FLIPPING past a Jerry Springeresque daytime talk show with a television remote is bad enough. Just a glimpse of ex-lovers questioning paternity, strippers on parade and betrayed friends entangled in fisticuffs is enough to give any discerning person pause about the state of American culture.
So watching "Little Black Book," whose plot involves the unseemly elements of a trashy television talk show, and not being able to turn it off each time it crosses the line of decency is slightly disturbing. Even more disturbing, however, is that the romantic comedy fails on most levels, including its attempt to sufficiently poke fun of bad, sleazy reality television.
Brittany Murphy, left, and Holly Hunter do some snooping in "Little Black Book."
(Zade Rosenthal -- Columbia Pictures)
It's not well scripted enough or well acted enough to do much of anything, save make anyone watching really hate Brittany Murphy for being so annoying and so incredibly unlikely as a cute twenty-something Diane Sawyer wannabe. It's not even fully acted, since Murphy's character, Stacy Holt, basically narrates half of the movie. And when she's not stringing together cliches about life and love in her narration or trying to act like a girlfriend who is investigating past relationships of her boyfriend, Derek (Ron Livingston), she steps her annoyance level up a notch by singing multiple renditions of Carly Simon songs.
As an associate producer for the "Kippie Kann Show," hosted by Kippie Kann (Kathy Bates), Stacy discovers that Derek dated a former show guest.
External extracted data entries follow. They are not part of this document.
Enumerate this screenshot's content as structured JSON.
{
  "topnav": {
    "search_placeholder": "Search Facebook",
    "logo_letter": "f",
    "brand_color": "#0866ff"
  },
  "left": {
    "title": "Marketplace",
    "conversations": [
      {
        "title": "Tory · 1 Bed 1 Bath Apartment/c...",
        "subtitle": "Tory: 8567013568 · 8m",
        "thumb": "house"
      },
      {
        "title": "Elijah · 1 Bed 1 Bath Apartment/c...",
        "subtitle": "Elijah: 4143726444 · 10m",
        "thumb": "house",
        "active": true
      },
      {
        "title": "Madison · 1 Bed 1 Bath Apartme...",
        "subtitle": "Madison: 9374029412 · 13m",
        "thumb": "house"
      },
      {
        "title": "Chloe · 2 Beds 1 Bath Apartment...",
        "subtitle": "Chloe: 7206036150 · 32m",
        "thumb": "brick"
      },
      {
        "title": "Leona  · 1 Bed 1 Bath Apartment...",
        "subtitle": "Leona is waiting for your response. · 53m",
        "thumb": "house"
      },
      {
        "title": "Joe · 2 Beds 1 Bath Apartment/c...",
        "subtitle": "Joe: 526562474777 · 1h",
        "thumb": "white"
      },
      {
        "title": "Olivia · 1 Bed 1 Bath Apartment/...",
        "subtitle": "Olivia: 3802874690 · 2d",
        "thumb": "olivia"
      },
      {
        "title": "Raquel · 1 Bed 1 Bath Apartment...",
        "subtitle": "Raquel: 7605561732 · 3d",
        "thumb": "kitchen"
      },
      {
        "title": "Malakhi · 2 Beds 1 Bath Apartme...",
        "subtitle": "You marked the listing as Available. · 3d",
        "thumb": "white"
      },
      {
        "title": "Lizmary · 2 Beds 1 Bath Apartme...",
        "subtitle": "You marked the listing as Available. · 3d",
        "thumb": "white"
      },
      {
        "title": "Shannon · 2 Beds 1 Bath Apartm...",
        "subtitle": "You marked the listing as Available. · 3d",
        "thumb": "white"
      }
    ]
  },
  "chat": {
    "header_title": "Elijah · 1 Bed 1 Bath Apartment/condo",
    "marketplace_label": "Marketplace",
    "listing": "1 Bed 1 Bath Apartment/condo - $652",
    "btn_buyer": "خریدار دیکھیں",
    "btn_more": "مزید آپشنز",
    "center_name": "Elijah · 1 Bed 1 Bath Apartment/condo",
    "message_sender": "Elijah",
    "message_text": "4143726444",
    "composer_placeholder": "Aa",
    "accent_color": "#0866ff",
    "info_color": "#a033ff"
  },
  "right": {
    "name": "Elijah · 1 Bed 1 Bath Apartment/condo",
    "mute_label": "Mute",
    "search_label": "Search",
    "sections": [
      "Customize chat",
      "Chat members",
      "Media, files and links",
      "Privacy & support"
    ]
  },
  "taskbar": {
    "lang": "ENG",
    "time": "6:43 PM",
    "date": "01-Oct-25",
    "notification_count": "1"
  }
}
When Derek refuses to talk about his bulimic supermodel ex, Stacy wonders why. Her co-worker Barb (Holly Hunter) encourages Stacy to delve into Derek's past by interviewing his previous girlfriends under the false pretense that they would be positively featured as successful career women on the talk show. While Derek is out of town on business, Stacy searches the Palm Pilot -- the modern "little black book" -- he left behind to begin her quest.
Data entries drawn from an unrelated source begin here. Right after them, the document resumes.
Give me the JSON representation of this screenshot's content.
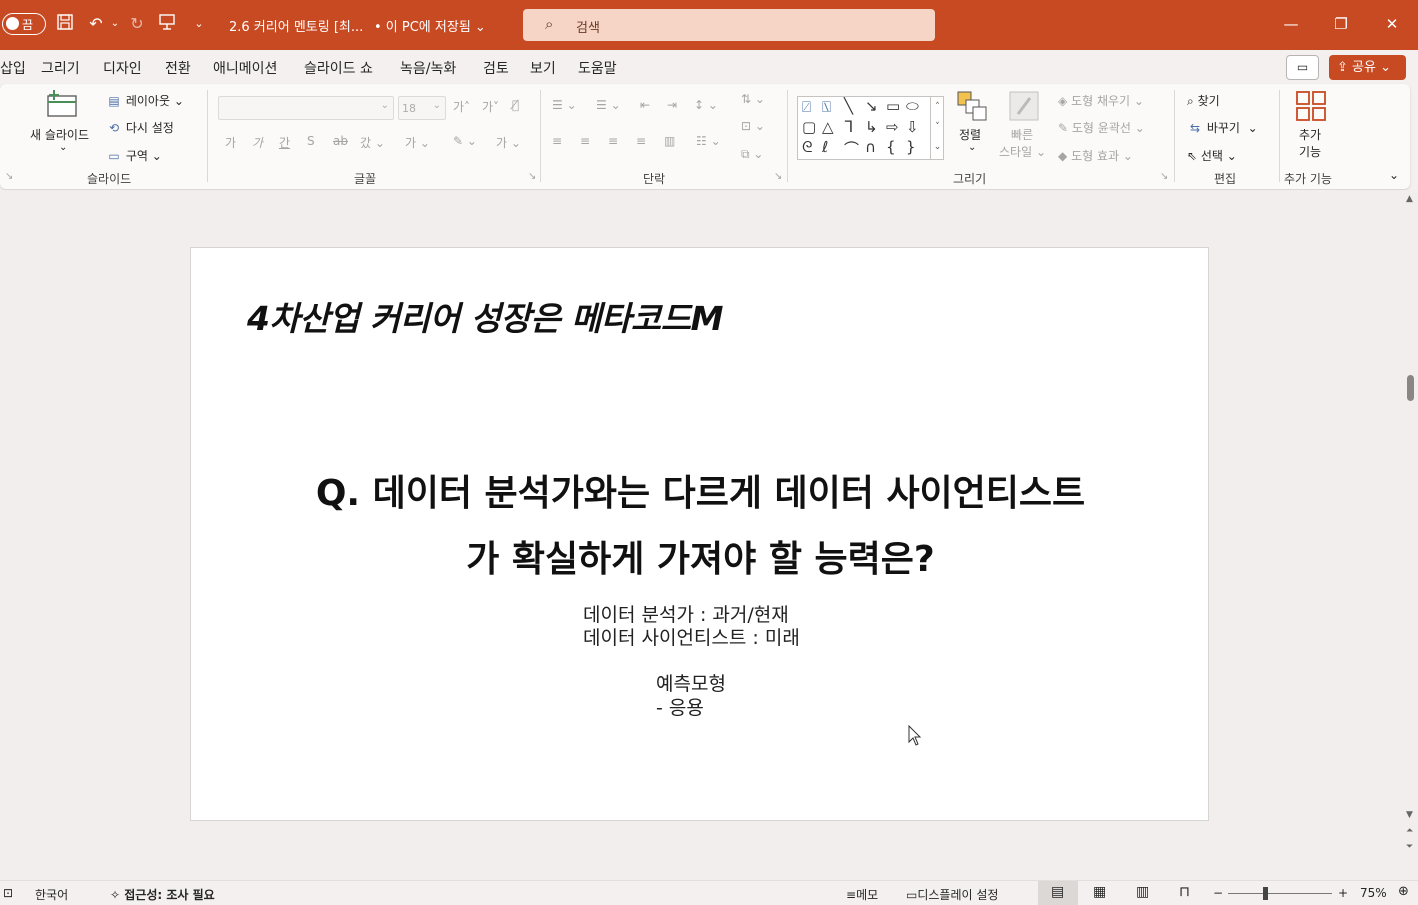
{
  "titlebar": {
    "autosave_label": "끔",
    "doc_title": "2.6 커리어 멘토링 [최...",
    "save_status": "• 이 PC에 저장됨",
    "search_placeholder": "검색",
    "bg_color": "#c84a23"
  },
  "menu": {
    "tabs": [
      "삽입",
      "그리기",
      "디자인",
      "전환",
      "애니메이션",
      "슬라이드 쇼",
      "녹음/녹화",
      "검토",
      "보기",
      "도움말"
    ],
    "share_label": "공유"
  },
  "ribbon": {
    "slides": {
      "new_slide": "새 슬라이드",
      "layout": "레이아웃",
      "reset": "다시 설정",
      "section": "구역",
      "group": "슬라이드"
    },
    "font": {
      "size": "18",
      "group": "글꼴"
    },
    "paragraph": {
      "group": "단락"
    },
    "drawing": {
      "arrange": "정렬",
      "quick_styles_1": "빠른",
      "quick_styles_2": "스타일",
      "shape_fill": "도형 채우기",
      "shape_outline": "도형 윤곽선",
      "shape_effects": "도형 효과",
      "group": "그리기"
    },
    "editing": {
      "find": "찾기",
      "replace": "바꾸기",
      "select": "선택",
      "group": "편집"
    },
    "addins": {
      "label_1": "추가",
      "label_2": "기능",
      "group": "추가 기능"
    }
  },
  "slide": {
    "title": "4차산업 커리어 성장은 메타코드M",
    "question_line1": "Q. 데이터 분석가와는 다르게 데이터 사이언티스트",
    "question_line2": "가 확실하게 가져야 할 능력은?",
    "body": [
      "데이터 분석가 : 과거/현재",
      "데이터 사이언티스트 : 미래",
      "예측모형",
      "- 응용"
    ]
  },
  "status": {
    "language": "한국어",
    "accessibility": "접근성: 조사 필요",
    "notes": "메모",
    "display_settings": "디스플레이 설정",
    "zoom": "75%"
  }
}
Stacy's research apparently teaches her something about the Mr. Right she seeks, but the point of the bigger picture is unclear. Just like a television talk show that follows a formula and dumbs itself down considerably, the film resorts to the kind of humor that gets a reaction only because a sign tells viewers to laugh or make noise.
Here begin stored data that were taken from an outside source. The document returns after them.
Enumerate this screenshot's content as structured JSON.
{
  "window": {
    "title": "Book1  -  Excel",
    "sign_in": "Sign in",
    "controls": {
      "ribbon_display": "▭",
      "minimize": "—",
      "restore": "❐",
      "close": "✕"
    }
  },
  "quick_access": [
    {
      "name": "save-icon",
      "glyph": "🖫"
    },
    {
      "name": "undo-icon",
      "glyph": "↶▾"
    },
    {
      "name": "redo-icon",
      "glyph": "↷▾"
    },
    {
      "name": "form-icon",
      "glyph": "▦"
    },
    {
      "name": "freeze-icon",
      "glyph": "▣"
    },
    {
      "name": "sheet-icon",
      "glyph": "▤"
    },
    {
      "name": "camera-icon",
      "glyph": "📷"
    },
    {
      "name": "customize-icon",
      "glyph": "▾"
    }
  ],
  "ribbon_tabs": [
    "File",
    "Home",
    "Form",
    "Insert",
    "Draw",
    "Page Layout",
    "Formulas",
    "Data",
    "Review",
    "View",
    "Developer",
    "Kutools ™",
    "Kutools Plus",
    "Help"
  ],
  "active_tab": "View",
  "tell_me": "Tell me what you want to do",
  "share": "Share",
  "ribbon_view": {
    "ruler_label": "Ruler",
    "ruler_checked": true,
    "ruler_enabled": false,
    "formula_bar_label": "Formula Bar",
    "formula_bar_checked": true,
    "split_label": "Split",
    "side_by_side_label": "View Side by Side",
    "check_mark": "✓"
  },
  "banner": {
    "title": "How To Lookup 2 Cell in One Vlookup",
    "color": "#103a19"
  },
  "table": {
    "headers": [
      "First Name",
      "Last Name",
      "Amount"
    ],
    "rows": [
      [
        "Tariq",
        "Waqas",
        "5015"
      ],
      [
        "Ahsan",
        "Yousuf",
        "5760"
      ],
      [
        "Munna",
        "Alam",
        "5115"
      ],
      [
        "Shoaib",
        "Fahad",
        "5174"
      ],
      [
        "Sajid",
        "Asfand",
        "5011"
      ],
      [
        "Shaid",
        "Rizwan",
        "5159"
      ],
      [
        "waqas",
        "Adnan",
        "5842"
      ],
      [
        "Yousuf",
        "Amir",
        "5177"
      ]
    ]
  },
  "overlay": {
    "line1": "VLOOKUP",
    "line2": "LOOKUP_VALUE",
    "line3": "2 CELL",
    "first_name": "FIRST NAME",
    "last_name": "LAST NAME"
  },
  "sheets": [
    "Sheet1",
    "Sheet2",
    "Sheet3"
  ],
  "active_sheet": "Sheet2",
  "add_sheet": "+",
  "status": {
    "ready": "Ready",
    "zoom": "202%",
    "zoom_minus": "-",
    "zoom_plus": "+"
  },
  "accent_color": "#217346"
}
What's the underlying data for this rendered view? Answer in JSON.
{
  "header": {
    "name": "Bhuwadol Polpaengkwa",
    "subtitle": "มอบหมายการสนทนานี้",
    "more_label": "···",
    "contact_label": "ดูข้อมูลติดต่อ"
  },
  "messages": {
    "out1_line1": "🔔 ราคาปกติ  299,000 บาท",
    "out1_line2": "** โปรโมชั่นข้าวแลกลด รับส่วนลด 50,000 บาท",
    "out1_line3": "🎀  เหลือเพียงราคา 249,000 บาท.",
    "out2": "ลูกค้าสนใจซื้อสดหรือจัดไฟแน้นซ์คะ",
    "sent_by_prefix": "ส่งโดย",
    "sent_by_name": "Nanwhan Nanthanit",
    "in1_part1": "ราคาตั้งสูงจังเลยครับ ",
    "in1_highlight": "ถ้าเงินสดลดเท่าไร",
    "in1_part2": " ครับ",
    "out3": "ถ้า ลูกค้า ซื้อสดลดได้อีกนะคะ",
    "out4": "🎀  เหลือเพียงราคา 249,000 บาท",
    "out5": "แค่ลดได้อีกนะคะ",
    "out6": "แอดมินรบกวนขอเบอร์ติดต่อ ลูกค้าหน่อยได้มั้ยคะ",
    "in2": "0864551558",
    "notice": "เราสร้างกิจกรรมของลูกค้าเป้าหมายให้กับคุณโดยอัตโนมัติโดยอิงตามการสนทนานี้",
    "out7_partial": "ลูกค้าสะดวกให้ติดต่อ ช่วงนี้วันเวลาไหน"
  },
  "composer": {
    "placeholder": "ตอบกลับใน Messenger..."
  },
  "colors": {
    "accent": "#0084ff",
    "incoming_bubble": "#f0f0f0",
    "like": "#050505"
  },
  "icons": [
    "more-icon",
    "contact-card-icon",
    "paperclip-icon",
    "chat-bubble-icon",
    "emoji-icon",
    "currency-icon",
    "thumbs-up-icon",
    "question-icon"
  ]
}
Not much in the film would warrant even canned laughter, especially when there are scenes like the one in which Stacy visits one of Derek's old girlfriends, a gynecologist. Stacy thinks the woman is a podiatrist, so she makes an appointment to check out her warts. Uncomfortable bathroom humor ensues as Stacy realizes her error, and all of a sudden, she is undergoing a thorough gynecological exam.
You'd be hard-pressed to find anyone who really thinks watching a woman put her legs in stirrups while a doctor uses a metal device to do a checkup is funny. Unless, of course, they are the strippers, prostitutes, cheating spouses or countless others who allow themselves to be demeaned and promote ignorance on national television day in and day out.
Without a lot of comedy or much romance, "Little Black Book" is yet another episode you can afford to miss.
LITTLE BLACK BOOK (PG-13, 105 minutes) -- Contains sexual content and language and a fairly graphic scene involving a gynecological exam. Area theaters.